La junte d’Abdourahamane Tiani a réitéré ses accusations envers la France, qui aurait, selon elle, tenté de la renverser. Paris nie, mais s’inquiète en coulisses de certaines données publiées par Niamey. Celles–ci pourraient provenir de fuites au sein des services de renseignement.
DGSE
<<Le problème, c’est qu’ils ont visiblement eu accès à des données internes de la DGSE et qu’ils les ont intégrées à leur scénario.>>
Boulevard Mortier, au siège parisien de la Direction générale de la sécurité extérieure (DGSE, renseignements français), les images n’ont pas fait sourire. En septembre, la Radio télévision du Niger (RTN) a rendu publique une présumée tentative de coup d’État orchestrée par la France contre la junte d’Abdourahamane Tiani – tentative qui aurait été déjouée.
Codes utilisés par les renseignements français
Le sujet a été abondamment relayé par les télévisions au Mali et au Burkina Faso, puis publié sur les réseaux sociaux de l’Alliance des États du Sahel (AES). Il fait état de mouvements de ressortissants français, présentés comme des agents de la DGSE, au Niger et dans les pays voisins, comme le Bénin et le Nigeria, des pays qui
auraient servi de base arrière à la tentative de déstabilisation.
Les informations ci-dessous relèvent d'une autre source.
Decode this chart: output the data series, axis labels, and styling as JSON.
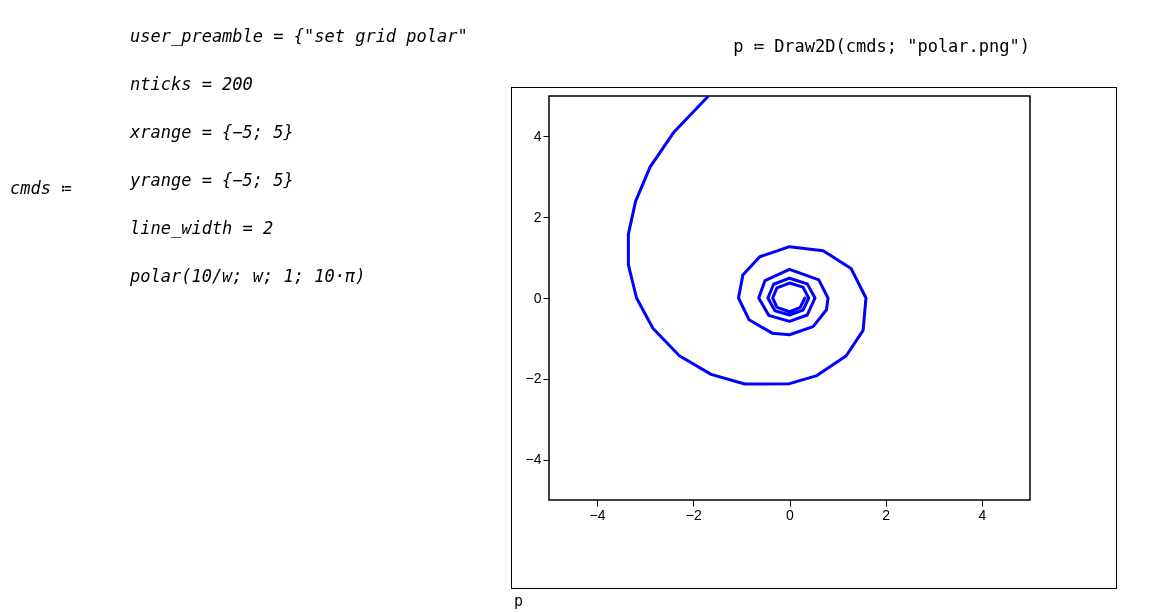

Le scénario comporte certaines incohérences. Un premier sujet diffusé en août par la RTN présentait même une vidéo censée démontrer l’implication d’un agent français, mais qui était en réalité une image floutée d’Evgueni Prigojine, ancien financier du groupe Wagner, devant des mercenaires russes. Mais certains éléments ont cependant retenu l’attention des experts.
Au Sahel, le blues de la DGSE française face aux putschistes
Pour appuyer son scénario, qui a été nié officiellement par Paris, la RTN expose en effet un certain nombre de documents et de données liées à des prétendus agents
français ayant été en activité ou en séjour au Niger ou dans les pays voisins en 2023 et 2024 : photos, passeports diplomatiques ou ordinaires, dates et lieux de
naissance…
Mais, parmi les éléments publiés par la RTN, des numéros d’identification qui, selon nos sources, correspondent bel et bien à des codes utilisés par l’administration du renseignement français, en interne.
« Données internes »
Comment de telles informations sur des employés de la DGSE se sont–elles retrouvées entre les mains des Nigériens? L’affaire est prise très au sérieux à Paris, où une enquête a été discrètement ouverte par le directeur, Nicolas Lerner, lequel a remplacé en janvier 2024 Bernard Émié.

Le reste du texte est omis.